Because there is evidence that heroin has neurotoxic effects [46, 47], it is conceivable that the observed volume deficit in the anterior insula could be the result of chronic heroin use. This is partially contradicted by the fact that we did not detect significant diagnosis-related changes in the number of neuronal cells in this cortical area. Moreover, our samples had been investigated microscopically by an experienced neuropathologist (CM), who did not observe neurodegenerative changes. Therefore, the observed volume reduction may be a consequence of damaged connecting structures such as neuropil and glial cells. For example, in schizophrenia, the loss of volume in the dorsolateral prefrontal cortex is probably due to a reduction in the number of astrocytes and oligodendrocytes, as is the reduction in hippocampal volume in depression and schizophrenia [48,49,50,51]. However, there is a lack of volumetric studies focusing on glial cells, especially in addiction research. Although toll-like receptor-mediated microglial cell activation [52] and a consecutive proinflammatory phenotype caused by opioid administration has been found previously [53, 54], microglial activation has not been shown in the insular cortex until now. This highlights the need for more histopathological research in this brain region in studies of addiction.

It is also possible that the structural abnormalities of the anterior insula may be related to a higher vulnerability to addiction. Insular volumes have been shown to be lower in other neuropsychiatric diseases such as mood disorders [55] and schizophrenia [56, 57], and addictions and mood disorders are often comorbid [58]. While in the current study, there is no evidence of mood disorders in the clinical records, we cannot rule out the possibility that the typical clinical features of these conditions might have been obscured by the psychopathology associated with addiction. Although our results of decreased anterior insula volume in heroin addiction suggest that this may be a substrate of disturbed function, it remains to be elucidated whether this effect precedes addiction and represents a vulnerability, or if it is a consequence of the neurotoxic effects of repeated heroin exposure or both.

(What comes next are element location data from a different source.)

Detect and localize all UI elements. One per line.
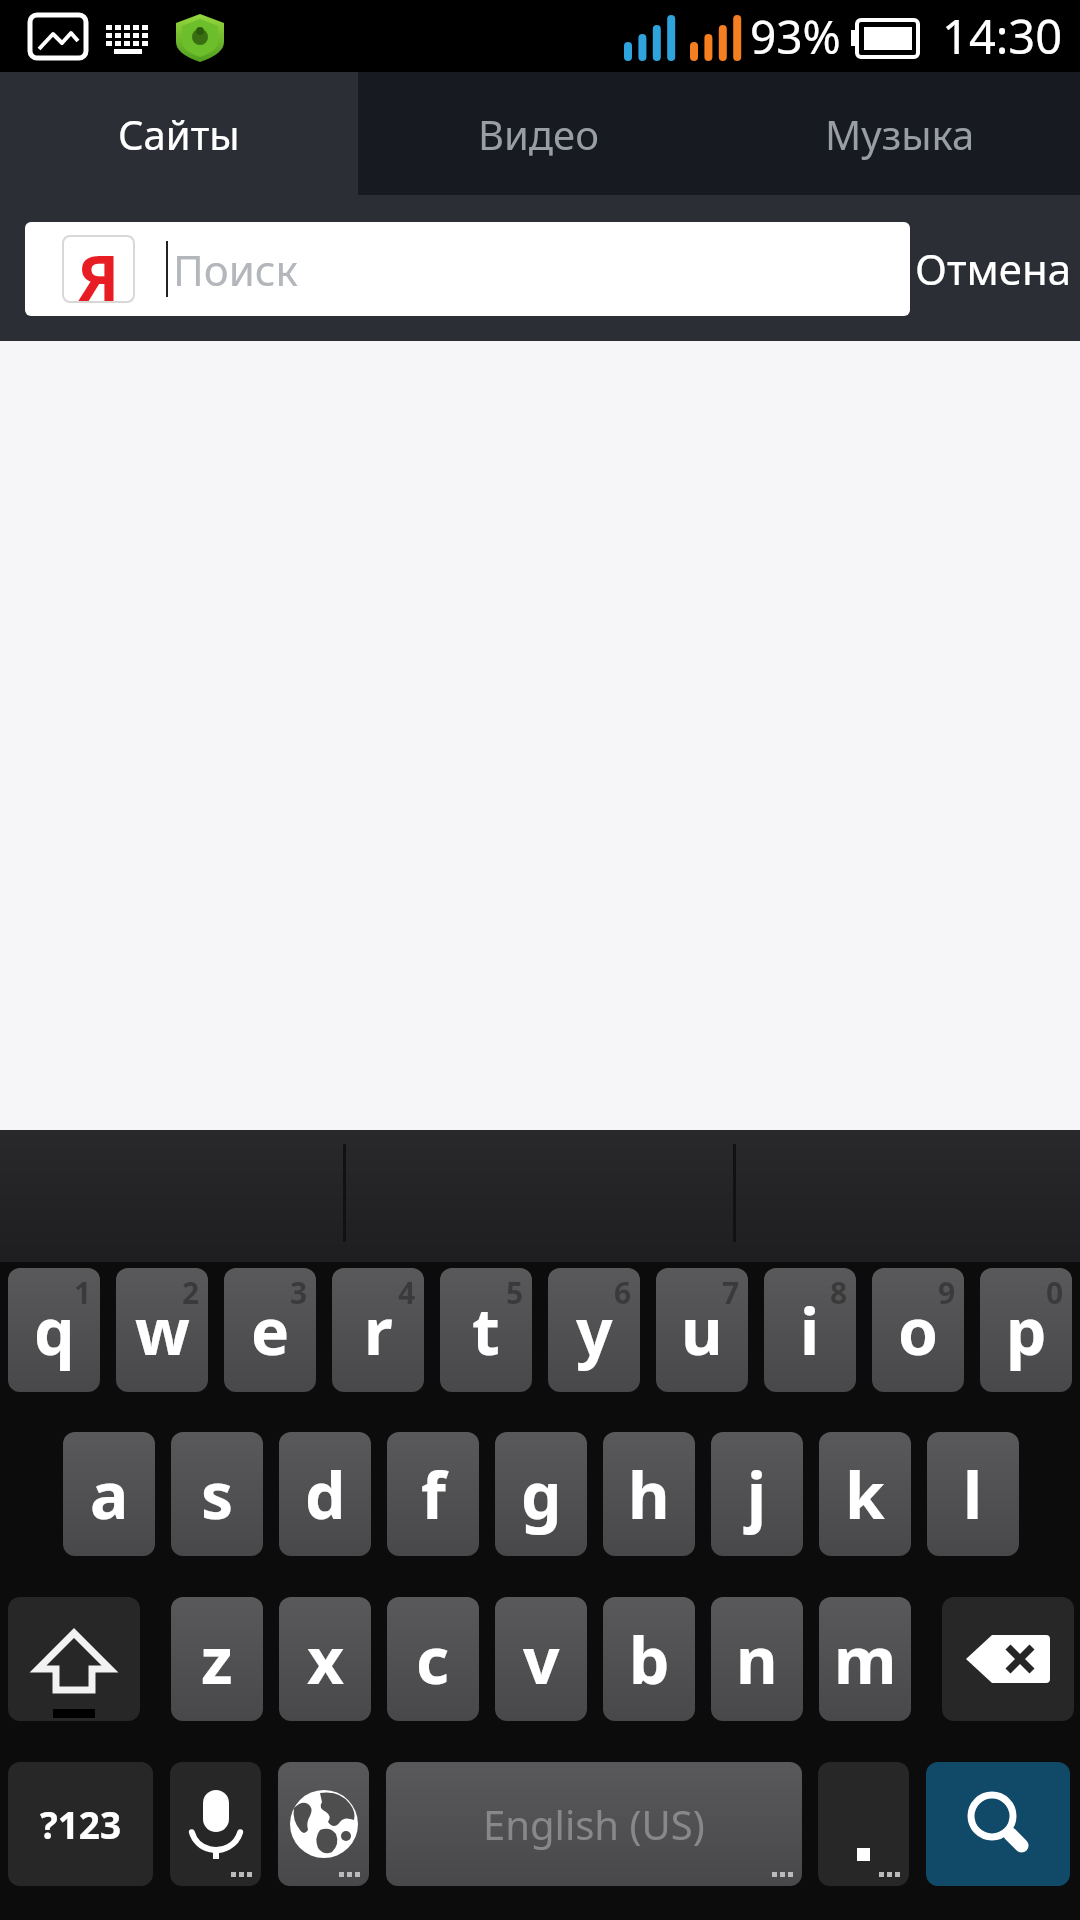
button[interactable]: Музыка (719, 72, 1080, 195)
staticText: ?123 (40, 1799, 122, 1849)
button[interactable]: l (927, 1432, 1019, 1556)
staticText: 0 (1046, 1272, 1064, 1313)
button[interactable]: Я (25, 222, 910, 316)
button[interactable]: ?123 (8, 1762, 153, 1886)
staticText: z (201, 1616, 233, 1703)
staticText: d (305, 1451, 346, 1538)
button[interactable]: w (116, 1268, 208, 1392)
staticText: English (US) (483, 1797, 705, 1851)
staticText: t (472, 1287, 500, 1374)
staticText: a (90, 1451, 129, 1538)
button[interactable] (942, 1597, 1074, 1721)
staticText: m (834, 1616, 897, 1703)
button[interactable]: s (171, 1432, 263, 1556)
staticText: r (364, 1287, 393, 1374)
button[interactable]: f (387, 1432, 479, 1556)
button[interactable]: m (819, 1597, 911, 1721)
staticText: u (681, 1287, 723, 1374)
staticText: q (34, 1287, 75, 1374)
button[interactable]: j (711, 1432, 803, 1556)
staticText: g (521, 1451, 562, 1538)
staticText: Я (77, 235, 120, 303)
staticText: p (1006, 1287, 1047, 1374)
staticText: Музыка (825, 107, 975, 161)
button[interactable] (170, 1762, 261, 1886)
button[interactable]: x (279, 1597, 371, 1721)
staticText: 4 (398, 1272, 416, 1313)
staticText: 2 (182, 1272, 200, 1313)
button[interactable]: c (387, 1597, 479, 1721)
button[interactable]: q (8, 1268, 100, 1392)
button[interactable] (278, 1762, 369, 1886)
staticText: Видео (478, 107, 599, 161)
button[interactable]: Отмена (915, 240, 1072, 297)
staticText: o (898, 1287, 938, 1374)
staticText: w (135, 1287, 190, 1374)
staticText: 3 (290, 1272, 308, 1313)
staticText: 9 (938, 1272, 956, 1313)
button[interactable]: English (US) (386, 1762, 802, 1886)
button[interactable]: r (332, 1268, 424, 1392)
button[interactable]: h (603, 1432, 695, 1556)
staticText: 6 (614, 1272, 632, 1313)
staticText: 93% (750, 5, 841, 68)
button[interactable]: a (63, 1432, 155, 1556)
button[interactable]: k (819, 1432, 911, 1556)
staticText: f (421, 1451, 446, 1538)
staticText: n (736, 1616, 778, 1703)
staticText: 14:30 (942, 4, 1063, 68)
button[interactable]: n (711, 1597, 803, 1721)
button[interactable]: o (872, 1268, 964, 1392)
staticText: b (629, 1616, 670, 1703)
button[interactable] (926, 1762, 1070, 1886)
button[interactable]: b (603, 1597, 695, 1721)
staticText: Поиск (173, 241, 298, 298)
button[interactable]: p (980, 1268, 1072, 1392)
staticText: 7 (722, 1272, 740, 1313)
button[interactable] (8, 1597, 140, 1721)
button[interactable]: v (495, 1597, 587, 1721)
staticText: Сайты (118, 107, 240, 161)
staticText: y (576, 1287, 613, 1374)
button[interactable]: t (440, 1268, 532, 1392)
button[interactable]: d (279, 1432, 371, 1556)
staticText: k (845, 1451, 885, 1538)
staticText: l (963, 1451, 983, 1538)
staticText: i (800, 1287, 820, 1374)
staticText: c (416, 1616, 450, 1703)
button[interactable]: y (548, 1268, 640, 1392)
button[interactable]: Сайты (0, 72, 358, 195)
button[interactable]: g (495, 1432, 587, 1556)
button[interactable]: u (656, 1268, 748, 1392)
staticText: Отмена (915, 240, 1072, 297)
staticText: s (201, 1451, 234, 1538)
staticText: 1 (74, 1272, 92, 1313)
staticText: 8 (830, 1272, 848, 1313)
staticText: 5 (506, 1272, 524, 1313)
staticText: j (747, 1451, 767, 1538)
staticText: e (251, 1287, 290, 1374)
staticText: x (307, 1616, 344, 1703)
staticText: h (628, 1451, 670, 1538)
button[interactable]: e (224, 1268, 316, 1392)
staticText: v (523, 1616, 560, 1703)
button[interactable]: i (764, 1268, 856, 1392)
button[interactable] (818, 1762, 909, 1886)
button[interactable]: z (171, 1597, 263, 1721)
button[interactable]: Видео (358, 72, 719, 195)
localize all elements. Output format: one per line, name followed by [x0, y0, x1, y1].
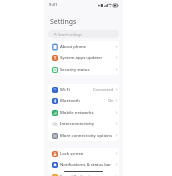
button[interactable]: Search settings — [48, 30, 119, 38]
staticText: System apps updater — [60, 55, 103, 61]
staticText: Interconnectivity — [60, 121, 95, 127]
staticText: 9:41 — [49, 2, 58, 8]
button[interactable]: More connectivity options — [48, 130, 119, 141]
button[interactable]: Security status — [48, 64, 119, 75]
button[interactable]: Sound & vibration — [48, 171, 119, 176]
other: Status icons — [98, 3, 118, 8]
button[interactable]: Mobile networks — [48, 107, 119, 118]
staticText: Lock screen — [60, 151, 84, 157]
button[interactable]: About phone — [48, 41, 119, 52]
button[interactable]: Bluetooth — [48, 95, 119, 106]
staticText: Sound & vibration — [60, 174, 96, 176]
staticText: Connected — [93, 87, 114, 92]
staticText: Bluetooth — [60, 98, 80, 104]
staticText: Notifications & status bar — [60, 162, 111, 168]
staticText: About phone — [60, 44, 87, 50]
button[interactable]: Lock screen — [48, 148, 119, 159]
button[interactable]: Notifications & status bar — [48, 159, 119, 170]
staticText: On — [108, 98, 114, 103]
button[interactable]: Interconnectivity — [48, 118, 119, 129]
staticText: Settings — [50, 17, 77, 26]
staticText: Wi-Fi — [60, 87, 70, 93]
staticText: More connectivity options — [60, 133, 112, 139]
staticText: Mobile networks — [60, 110, 94, 116]
staticText: Security status — [60, 67, 90, 73]
staticText: Search settings — [58, 32, 82, 36]
button[interactable]: System apps updater — [48, 52, 119, 63]
button[interactable]: Wi-Fi — [48, 84, 119, 95]
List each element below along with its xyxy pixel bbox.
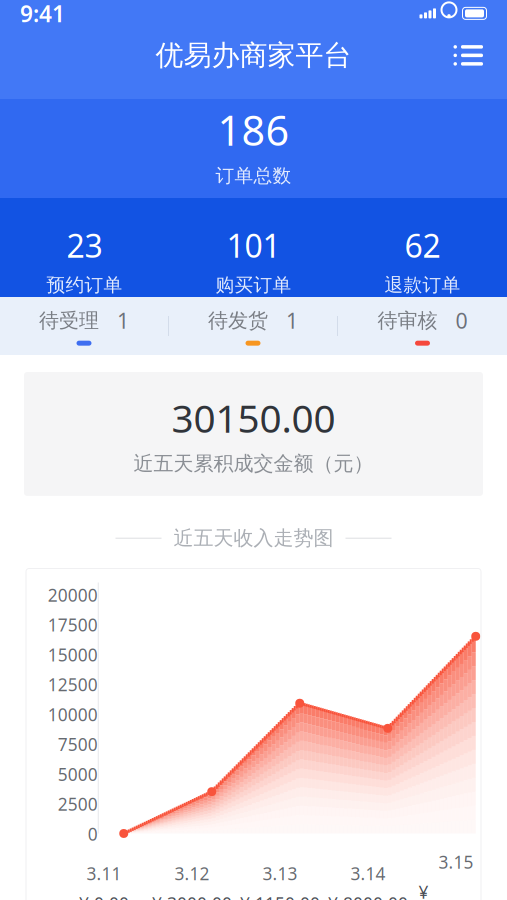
staticText: 5000 [58, 763, 98, 786]
staticText: 优易办商家平台 [156, 38, 352, 73]
staticText: 待审核 [378, 308, 438, 333]
staticText: 62 [404, 224, 440, 267]
staticText: 购买订单 [216, 274, 292, 297]
staticText: 20000 [48, 584, 98, 606]
staticText: 3.13 [262, 862, 298, 885]
button[interactable]: 23 [0, 220, 169, 301]
staticText: 30150.00 [172, 392, 336, 443]
staticText: 待发货 [208, 308, 268, 333]
button[interactable]: 待审核 [338, 297, 507, 355]
staticText: 17500 [48, 613, 98, 636]
staticText: 1 [117, 306, 129, 335]
staticText: 9:41 [20, 0, 65, 28]
button[interactable]: 待发货 [169, 297, 338, 355]
staticText: 0 [456, 306, 468, 335]
button[interactable]: 待受理 [0, 297, 169, 355]
staticText: ¥ 8000.00 [328, 892, 408, 900]
staticText: 3.14 [350, 862, 386, 885]
staticText: 待受理 [39, 308, 99, 333]
staticText: 7500 [58, 733, 98, 756]
staticText: 退款订单 [384, 274, 460, 297]
button[interactable]: 101 [169, 220, 338, 301]
staticText: ¥ 0.00 [79, 892, 129, 900]
staticText: 2500 [58, 793, 98, 816]
staticText: 10000 [48, 703, 98, 726]
staticText: 12500 [48, 673, 98, 696]
staticText: ¥ 18000.00 [418, 880, 494, 900]
staticText: 预约订单 [46, 274, 122, 297]
staticText: 186 [218, 102, 290, 157]
staticText: 3.15 [438, 850, 474, 874]
staticText: 3.11 [86, 862, 122, 885]
staticText: 3.12 [174, 862, 210, 885]
staticText: ¥ 3000.00 [152, 892, 232, 900]
staticText: 0 [88, 822, 98, 846]
staticText: 101 [226, 224, 280, 267]
staticText: 近五天收入走势图 [174, 526, 334, 550]
staticText: 1 [286, 306, 298, 335]
staticText: 23 [66, 224, 102, 267]
button[interactable]: 62 [338, 220, 507, 301]
staticText: 15000 [48, 643, 98, 666]
staticText: 近五天累积成交金额（元） [134, 451, 374, 476]
button[interactable]: Menu [444, 35, 493, 76]
staticText: 订单总数 [216, 164, 292, 187]
staticText: ¥ 1150.00 [240, 892, 320, 900]
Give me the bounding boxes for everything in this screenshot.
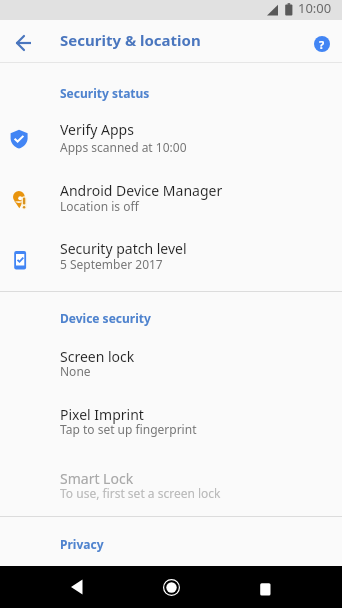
button[interactable]: Screen lock [0, 342, 342, 400]
staticText: Smart Lock [60, 469, 134, 488]
staticText: ? [319, 37, 325, 52]
staticText: Device security [60, 310, 151, 326]
button[interactable]: Security patch level [0, 234, 342, 292]
button[interactable]: ? [305, 30, 338, 58]
staticText: Security & location [60, 30, 201, 50]
button[interactable]: Pixel Imprint [0, 400, 342, 458]
staticText: Android Device Manager [60, 181, 223, 200]
staticText: Tap to set up fingerprint [60, 421, 197, 437]
staticText: Security patch level [60, 239, 187, 258]
button[interactable] [151, 568, 191, 606]
staticText: Screen lock [60, 347, 135, 366]
staticText: To use, first set a screen lock [60, 485, 221, 501]
staticText: None [60, 363, 91, 379]
button[interactable]: Verify Apps [0, 114, 342, 174]
staticText: Location is off [60, 198, 139, 214]
button[interactable] [245, 570, 285, 608]
button[interactable]: Android Device Manager [0, 176, 342, 234]
button[interactable] [8, 27, 40, 59]
staticText: Apps scanned at 10:00 [60, 139, 187, 155]
staticText: Verify Apps [60, 120, 134, 139]
staticText: Pixel Imprint [60, 405, 144, 424]
staticText: 5 September 2017 [60, 256, 163, 272]
staticText: 10:00 [298, 0, 332, 17]
button[interactable] [57, 568, 97, 606]
button[interactable]: Smart Lock [0, 464, 342, 522]
staticText: Security status [60, 85, 150, 101]
staticText: Privacy [60, 536, 104, 552]
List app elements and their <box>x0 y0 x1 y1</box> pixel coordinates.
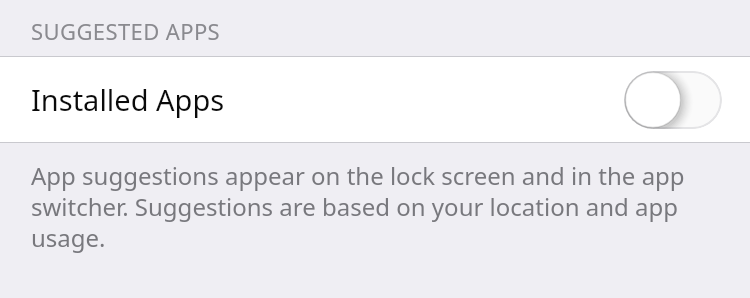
staticText: App suggestions appear on the lock scree… <box>31 161 695 254</box>
staticText: SUGGESTED APPS <box>31 16 221 46</box>
button[interactable]: Installed Apps toggle, off <box>624 71 722 129</box>
button[interactable]: Installed Apps <box>0 57 750 142</box>
staticText: Installed Apps <box>31 80 225 119</box>
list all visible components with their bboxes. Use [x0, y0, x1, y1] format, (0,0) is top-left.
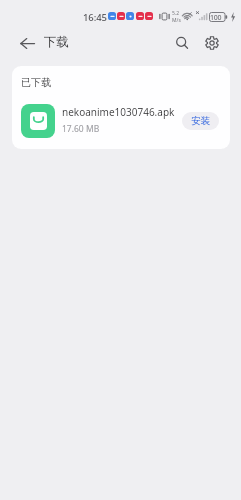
staticText: 已下载 — [21, 76, 51, 89]
button[interactable]: Search — [169, 30, 195, 56]
staticText: nekoanime1030746.apk — [62, 105, 175, 119]
staticText: 安装 — [191, 115, 210, 127]
button[interactable]: 安装 — [182, 112, 219, 130]
button[interactable]: Settings — [199, 30, 225, 56]
staticText: 16:45 — [83, 11, 107, 24]
staticText: 下载 — [44, 34, 69, 50]
staticText: 100 — [210, 13, 222, 23]
staticText: 5.2 — [172, 10, 180, 17]
staticText: 17.60 MB — [62, 123, 100, 135]
button[interactable] — [12, 98, 230, 149]
button[interactable]: Back — [10, 31, 44, 55]
staticText: M/s — [172, 17, 181, 24]
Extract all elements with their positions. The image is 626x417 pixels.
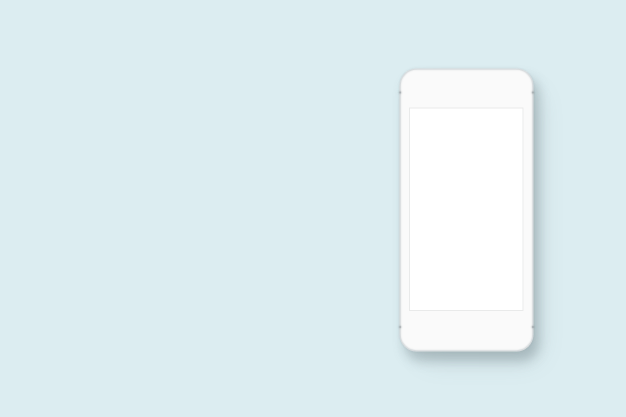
button[interactable]: Phone screen preview	[409, 108, 524, 312]
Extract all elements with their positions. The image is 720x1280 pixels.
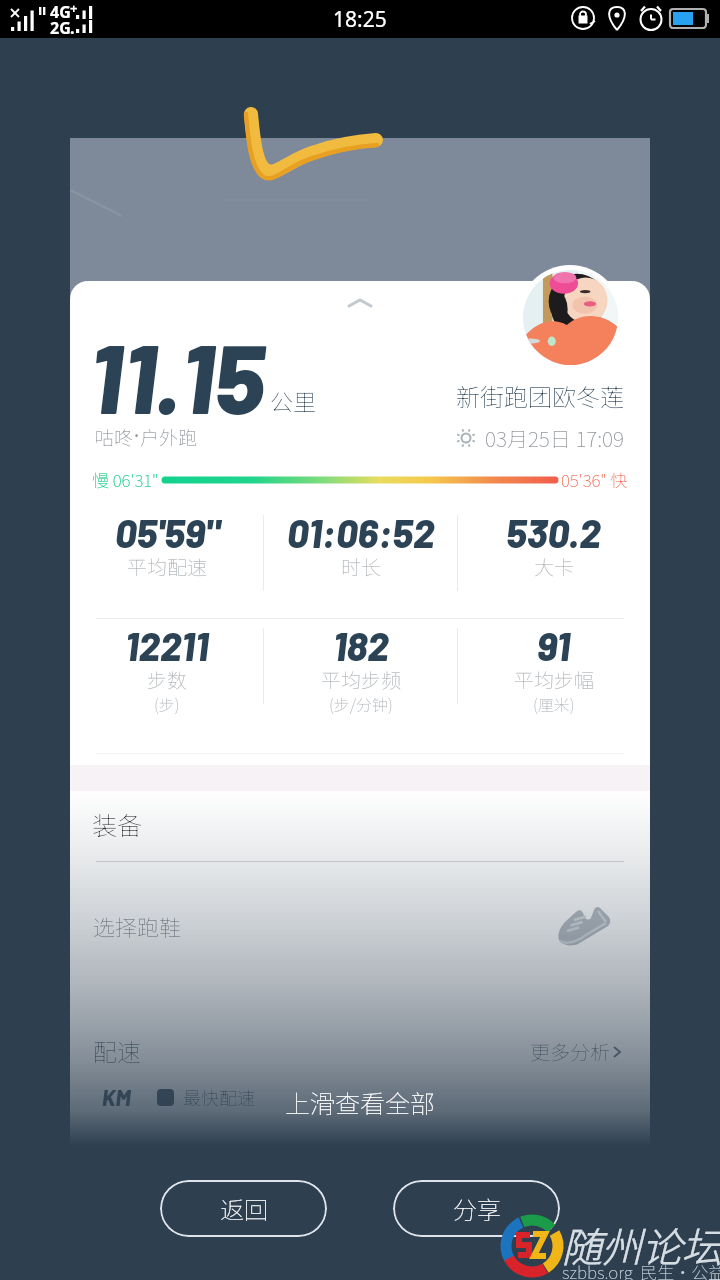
- staticText: (厘米): [533, 692, 575, 715]
- staticText: 2G: [50, 17, 71, 39]
- staticText: 平均步频: [321, 665, 401, 694]
- staticText: (步/分钟): [329, 692, 393, 715]
- button[interactable]: 返回: [160, 1180, 327, 1237]
- staticText: (步): [154, 692, 180, 715]
- staticText: 大卡: [534, 552, 574, 581]
- staticText: 配速: [93, 1033, 141, 1068]
- button[interactable]: 分享: [393, 1180, 560, 1237]
- staticText: 530.2: [506, 509, 601, 556]
- button[interactable]: 更多分析: [490, 1037, 624, 1066]
- staticText: 平均配速: [127, 552, 207, 581]
- staticText: 户外跑: [140, 423, 198, 451]
- staticText: 91: [537, 622, 570, 669]
- staticText: 05'36" 快: [561, 467, 628, 492]
- staticText: .: [70, 17, 75, 39]
- staticText: 11.15: [89, 318, 265, 433]
- staticText: 返回: [220, 1191, 268, 1226]
- staticText: 上滑查看全部: [70, 1084, 650, 1120]
- staticText: 4G: [50, 1, 71, 23]
- staticText: 更多分析: [530, 1037, 610, 1066]
- staticText: 步数: [147, 665, 187, 694]
- staticText: 03月25日 17:09: [485, 423, 624, 453]
- staticText: 12211: [125, 622, 209, 669]
- staticText: 最快配速: [183, 1084, 255, 1110]
- staticText: ·: [134, 423, 140, 449]
- staticText: 公里: [270, 384, 316, 417]
- staticText: KM: [102, 1084, 131, 1110]
- staticText: 新街跑团欧冬莲: [394, 378, 624, 413]
- staticText: 时长: [341, 552, 381, 581]
- staticText: 分享: [453, 1191, 501, 1226]
- button[interactable]: Collapse: [340, 292, 380, 314]
- staticText: 装备: [92, 806, 143, 842]
- staticText: 182: [333, 622, 389, 669]
- staticText: 平均步幅: [514, 665, 594, 694]
- staticText: 慢 06'31": [92, 467, 159, 492]
- button[interactable]: User avatar: [518, 265, 622, 369]
- staticText: 随州论坛: [562, 1216, 720, 1274]
- staticText: +: [70, 0, 78, 17]
- staticText: 18:25: [333, 5, 387, 34]
- staticText: 05'59": [115, 509, 220, 556]
- staticText: 咕咚: [95, 423, 134, 451]
- staticText: 选择跑鞋: [93, 910, 182, 942]
- staticText: szbbs.org 民生·公益: [562, 1259, 720, 1280]
- staticText: 01:06:52: [287, 509, 435, 556]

It should be noted that this study is potentially limited by several factors. As with any postmortem analysis, no longitudinal data was obtained. Due to the limited clinical records, there are no reliable data on the duration of individual addiction or on cumulative heroin use. Therefore, we cannot analyze whether these two factors played a significant role or if a reduced volume might predispose to addiction itself. In addition, the sample size of this study was relatively small and our brain bank only contains the brains of male addicts. Also, we cannot rule out the potential effect of other drug use on the findings. However, this is not likely as addiction criteria were fulfilled only for heroin. Finally, heroin addicts were significantly younger than controls and showed a non-significant trend towards a higher duration of autolysis. However, testwise rmANCOVAs revealed no significant influence of either of these factors on volume and neuronal cell count data.

In conclusion, the present results provide further evidence of structural deficits in key hubs of the addiction circuitry in heroin-dependent individuals. We found that the relative volumes of the anterior insular cortex were smaller in male addicts compared to controls but no significant differences in neuronal cell counts were observed. Therefore, the observed volume reduction appears to be a consequence of damaged connecting structures such as neuropil and glial cells. We propose that future studies of this brain regional volume change in heroin addiction should focus on these and other components associated with neuronal connectivity.